Гольдман потянулся к придиванной тумбочке, на которой у него всегда обитал тюбик детского крема – чтобы смазывать на ночь кисти рук, кошмарно сохшие от бесконечной возни со школьным мелом.
– Вот это используй. Знаешь как?
И усилием воли заставил себя не поморщиться от огорчения, когда Юрка обронил:
– Знаю.
Не хотелось сейчас думать, где Блохин успел обзавестись навыками обращения с партнером при анальном сексе.

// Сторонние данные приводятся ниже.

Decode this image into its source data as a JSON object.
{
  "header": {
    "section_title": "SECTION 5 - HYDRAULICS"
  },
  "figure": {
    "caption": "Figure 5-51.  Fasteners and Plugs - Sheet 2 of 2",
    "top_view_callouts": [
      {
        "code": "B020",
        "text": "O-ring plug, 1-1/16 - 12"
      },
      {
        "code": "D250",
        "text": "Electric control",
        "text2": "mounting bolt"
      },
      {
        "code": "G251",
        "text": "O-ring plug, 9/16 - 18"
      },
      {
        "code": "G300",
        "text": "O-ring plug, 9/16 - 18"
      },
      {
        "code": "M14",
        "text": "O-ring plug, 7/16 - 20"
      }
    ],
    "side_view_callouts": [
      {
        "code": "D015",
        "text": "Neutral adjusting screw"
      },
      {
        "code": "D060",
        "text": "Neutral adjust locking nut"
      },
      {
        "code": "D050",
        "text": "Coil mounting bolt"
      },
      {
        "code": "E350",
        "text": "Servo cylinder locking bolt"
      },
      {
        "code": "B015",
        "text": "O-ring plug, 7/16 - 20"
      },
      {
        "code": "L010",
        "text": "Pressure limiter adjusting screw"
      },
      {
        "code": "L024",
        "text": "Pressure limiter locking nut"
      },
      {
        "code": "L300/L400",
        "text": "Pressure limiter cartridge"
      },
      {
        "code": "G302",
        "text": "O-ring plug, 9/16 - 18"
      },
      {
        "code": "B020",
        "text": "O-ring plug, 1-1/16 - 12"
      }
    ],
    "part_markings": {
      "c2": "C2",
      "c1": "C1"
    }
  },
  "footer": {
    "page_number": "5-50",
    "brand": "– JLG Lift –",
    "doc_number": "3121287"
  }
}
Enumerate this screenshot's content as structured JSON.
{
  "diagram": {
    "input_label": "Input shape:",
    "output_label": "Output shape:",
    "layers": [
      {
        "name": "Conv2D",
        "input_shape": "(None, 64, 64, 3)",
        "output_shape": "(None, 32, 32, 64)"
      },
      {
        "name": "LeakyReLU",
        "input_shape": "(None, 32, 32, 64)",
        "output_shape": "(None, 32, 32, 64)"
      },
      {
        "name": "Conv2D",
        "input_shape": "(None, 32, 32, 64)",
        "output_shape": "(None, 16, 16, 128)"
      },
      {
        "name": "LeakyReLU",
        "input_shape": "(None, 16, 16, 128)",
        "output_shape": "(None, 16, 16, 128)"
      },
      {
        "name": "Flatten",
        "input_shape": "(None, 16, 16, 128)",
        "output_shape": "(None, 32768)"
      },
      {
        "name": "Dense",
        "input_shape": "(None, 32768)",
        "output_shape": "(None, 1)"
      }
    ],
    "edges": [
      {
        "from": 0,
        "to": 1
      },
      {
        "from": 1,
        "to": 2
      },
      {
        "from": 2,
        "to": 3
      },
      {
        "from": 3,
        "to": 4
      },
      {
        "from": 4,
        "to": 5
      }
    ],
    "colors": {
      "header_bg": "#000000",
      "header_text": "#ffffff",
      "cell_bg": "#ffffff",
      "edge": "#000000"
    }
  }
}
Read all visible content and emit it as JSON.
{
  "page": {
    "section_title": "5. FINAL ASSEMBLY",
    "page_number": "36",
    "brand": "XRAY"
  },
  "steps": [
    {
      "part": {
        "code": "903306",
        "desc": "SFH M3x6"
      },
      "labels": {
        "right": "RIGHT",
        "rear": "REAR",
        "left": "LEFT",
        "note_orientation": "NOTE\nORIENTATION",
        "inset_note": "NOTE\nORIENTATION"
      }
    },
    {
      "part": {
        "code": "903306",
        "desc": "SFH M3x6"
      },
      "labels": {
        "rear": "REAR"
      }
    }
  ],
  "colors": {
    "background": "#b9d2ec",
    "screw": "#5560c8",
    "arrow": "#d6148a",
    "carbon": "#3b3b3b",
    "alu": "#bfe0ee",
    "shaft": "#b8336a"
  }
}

Впрочем, навыки те, судя по ощущениям, были страшно далеки от совершенства. И Гольдман не понимал: расстраивает ли его данное открытие или радует? «Дьявол, – как известно, – в деталях». Особенно когда именно ты оказываешься снизу. Однако в какой-то момент все это: и слишком поспешная и оттого болезненная растяжка, и чересчур резкие для первого раза движения, и инстинктивное желание сбежать и спрятаться – перестали иметь всякое значение. Это был Юрка. Гольдман грыз уголок подушки, морщился от скользящих по щекам соленых капель и всем собой осязал сметающую все преграды волну абсолютного, чистейшего, беспримесного счастья от осознания собственной нужности, принадлежности, слияния. Хотелось выгибаться под ласкающими спину ладонями, рывками подаваться навстречу, забывать обо всем, слыша сзади хриплые, глухие от нелепой, заранее проигранной попытки сдерживаться, стоны. Пару раз даже казалось, что вот-вот, вот оно сейчас… А потом Юрка громко выдохнул, до боли впиваясь пальцами в гольдмановские плечи, потянул на себя, вколачиваясь отчаянно и яростно, и замер, на несколько мгновений пропадая в своем ослепительном восторге. Гольдман пожалел, что не видит в этот миг его запрокинутого назад лица: с зажмуренными глазами, приоткрытым ртом, розовеющими в неярком свете настенного бра скулами и крохотными капельками пота над верхней губой. Картинка, всплывшая перед мысленным взором, была столь отчетлива, что Гольдман позволил себе улыбнуться. Юрка! Юрка, с ним… Может, это все-таки сон?